Menée par Émilie Croës, éducatrice spécialisée, et Dalil Diab, la liste Tourcoing insoumise entend s’attaquer au mal-logement et au clientélisme. Elle promet la création d’une « brigade du droit au logement qui traquera les marchands de sommeil » et de « réquisitionner les bâtiments vides ». Dénonçant le délaissement des quartiers, ils insistent sur le service public de proximité et prévoient de créer des antennes locales de la mairie et de réembaucher des agents. « Il faut remettre de l’humain. Il faut des médiateurs, des gens, de la police de proximité. Il faut que du lien se crée. On ne peut pas juste mettre un car de CRS pendant 15 jours. Si on ne traite pas le fond des problèmes rien ne changera », détaille la candidate insoumise.

Toujours à gauche, la liste Citoyens et citoyennes pour Tourcoing espère, elle, accéder au second tour. Elle est menée par Franck Talpaert déjà candidat en 2020. Il affirme privilégier le projet à l’étiquette. Le collectif met en avant, lui aussi, la co-construction de son programme et déplore le manque de concertation de la mairie sortante. Franck Talpaert l’affirme : « On veut faire avec la population, c’est ce qui a manqué lors des précédents mandats. Le cœur de notre projet, c’est de remettre de la participation ».
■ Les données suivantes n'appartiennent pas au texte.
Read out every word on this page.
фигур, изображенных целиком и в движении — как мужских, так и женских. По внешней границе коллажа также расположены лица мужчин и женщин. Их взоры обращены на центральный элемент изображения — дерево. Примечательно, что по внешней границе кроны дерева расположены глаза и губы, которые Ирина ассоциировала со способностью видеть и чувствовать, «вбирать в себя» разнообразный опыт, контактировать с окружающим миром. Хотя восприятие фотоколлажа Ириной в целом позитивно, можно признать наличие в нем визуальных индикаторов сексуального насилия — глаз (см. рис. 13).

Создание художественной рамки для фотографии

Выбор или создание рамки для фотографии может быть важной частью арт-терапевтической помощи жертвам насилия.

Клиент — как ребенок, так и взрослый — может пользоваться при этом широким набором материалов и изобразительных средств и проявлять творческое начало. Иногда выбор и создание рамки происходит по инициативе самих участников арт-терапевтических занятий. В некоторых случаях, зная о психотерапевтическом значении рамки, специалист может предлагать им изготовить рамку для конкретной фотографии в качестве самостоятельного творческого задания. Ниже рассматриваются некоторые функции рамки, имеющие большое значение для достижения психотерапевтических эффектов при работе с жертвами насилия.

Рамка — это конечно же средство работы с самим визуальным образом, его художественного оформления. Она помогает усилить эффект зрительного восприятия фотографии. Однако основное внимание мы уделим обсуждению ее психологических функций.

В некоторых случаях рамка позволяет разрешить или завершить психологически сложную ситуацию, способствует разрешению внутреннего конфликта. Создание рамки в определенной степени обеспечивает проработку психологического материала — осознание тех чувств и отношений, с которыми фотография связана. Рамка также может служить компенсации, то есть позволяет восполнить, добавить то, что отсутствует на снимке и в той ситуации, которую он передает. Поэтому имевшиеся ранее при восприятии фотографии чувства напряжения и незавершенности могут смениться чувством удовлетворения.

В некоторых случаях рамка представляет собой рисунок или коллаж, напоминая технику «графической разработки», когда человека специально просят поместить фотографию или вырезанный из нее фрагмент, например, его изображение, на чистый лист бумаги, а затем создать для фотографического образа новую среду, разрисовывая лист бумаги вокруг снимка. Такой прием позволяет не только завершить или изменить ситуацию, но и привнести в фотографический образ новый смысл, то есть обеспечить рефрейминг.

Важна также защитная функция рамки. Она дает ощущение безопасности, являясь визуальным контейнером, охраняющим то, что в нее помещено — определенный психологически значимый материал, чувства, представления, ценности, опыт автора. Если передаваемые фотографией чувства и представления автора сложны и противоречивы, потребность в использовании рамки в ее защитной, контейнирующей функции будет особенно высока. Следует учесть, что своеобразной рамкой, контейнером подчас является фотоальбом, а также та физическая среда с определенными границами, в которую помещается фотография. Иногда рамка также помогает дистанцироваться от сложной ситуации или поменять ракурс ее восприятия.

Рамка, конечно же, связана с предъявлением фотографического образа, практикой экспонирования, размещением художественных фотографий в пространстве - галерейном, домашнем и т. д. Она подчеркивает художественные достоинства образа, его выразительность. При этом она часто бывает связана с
Le RN fait campagne sur la sécurité
À l’extrême droite, Bastien Verbrughe, va tenter de maintenir le RN au conseil municipal de la commune. Alors que la tête de liste de 2020, Rémi Meurin, ancien militant identitaire a démissionné du conseil municipal en 2022, c’est le candidat aux législatives de 2024 qui repart en campagne. Il concentre ses propositions sur la sécurité et veut créer une brigade municipale dédiée à la lutte contre le trafic de stupéfiants et développer un réseau de « voisins vigilants ». Interrogé sur sa candidature, il n’a jamais donné suite à nos sollicitations.
Enfin Lutte ouvrière présente également une liste menée par Christophe Charlon, aide-soignant au centre hospitalier de Dron.